Today there is an ongoing, large scale Denial-of-Service attack directed against Dyn DNS. While Cloudflare services are operating normally, if you are using both Cloudflare and Dyn services, your website may be affected.
Specifically, if you are using CNAME records which point to a zone hosted on Dyn, our DNS queries directed to Dyn might fail making your website unavailable, and presenting a “1001” error message.
Some popular services that might rely on Dyn for part of their operations include GitHub Pages, Heroku, Shopify and AWS.
As a possible workaround, you might be able to update your Cloudflare DNS records from CNAMEs (referring to Dyn hosted records) to A/AAAA records specifying the origin IP of your website. This will allow Cloudflare to reach your origin without the need for an external DNS lookup.
Note that if you use different origin IP addresses, for example based on the geographical location, you may lose some of that functionality by using plain A/AAAA records. We recommend that you provide addresses for many of your different locations, so that load will be shared amongst them.
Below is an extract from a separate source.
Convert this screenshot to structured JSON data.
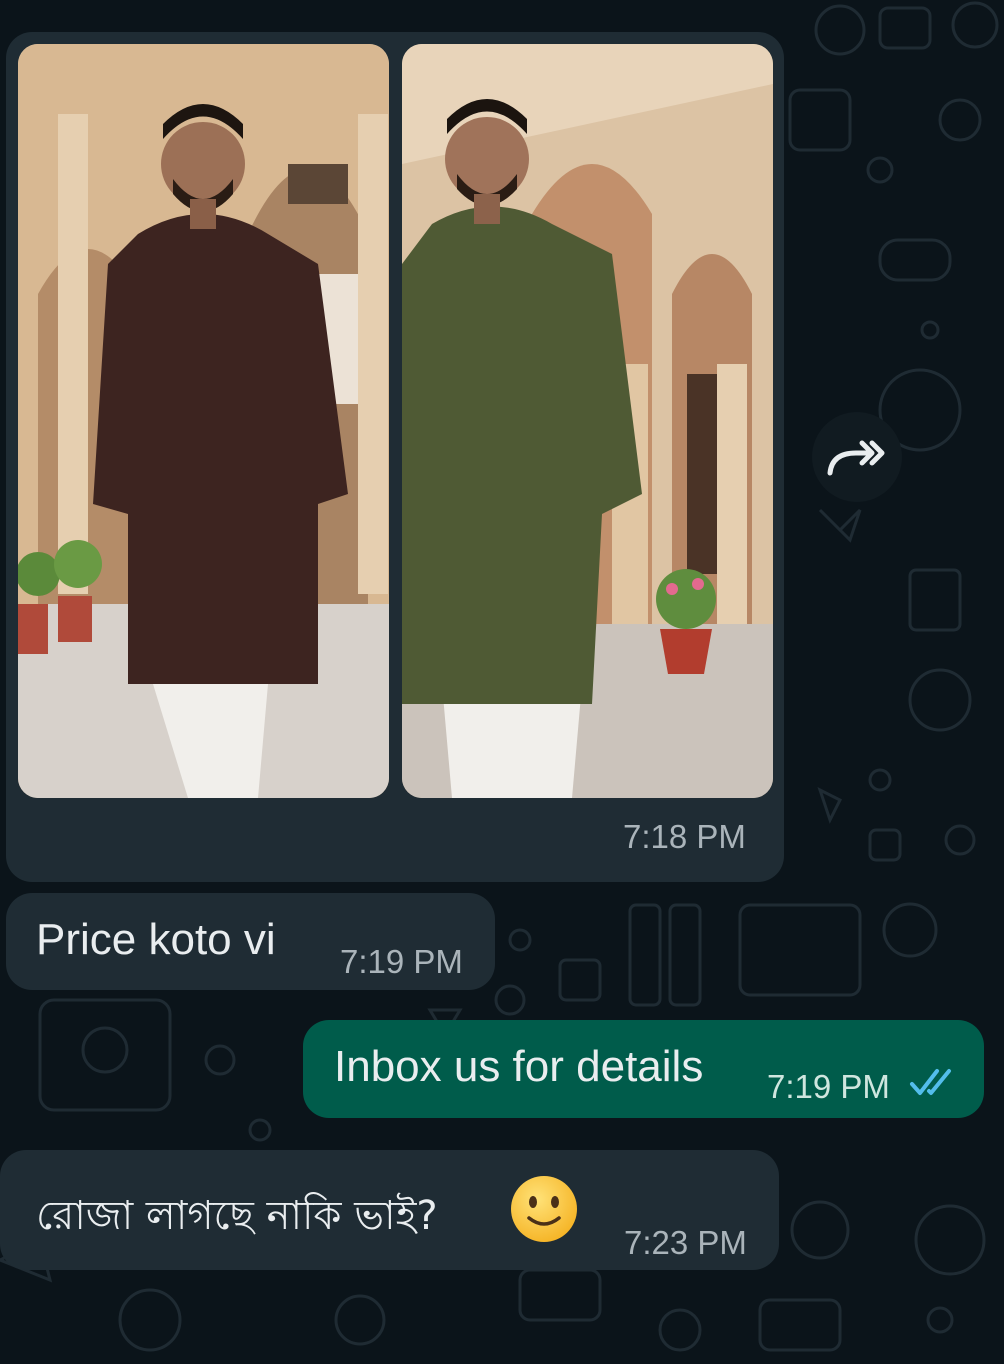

Customers with a CNAME setup (which means Cloudflare is not configured in your domain NS records) where the main zone is hosted on a Dyn service will be affected as well. You might be able to make Cloudflare your authoritative DNS provider by contacting support and asking to be changed to Full mode and then updating your nameservers at your registrar, but the change can take up to 48h to propagate.
Please note that the Cloudflare status page and support system might be affected by the ongoing attack, since they are hosted on third parties, as per industry best practices.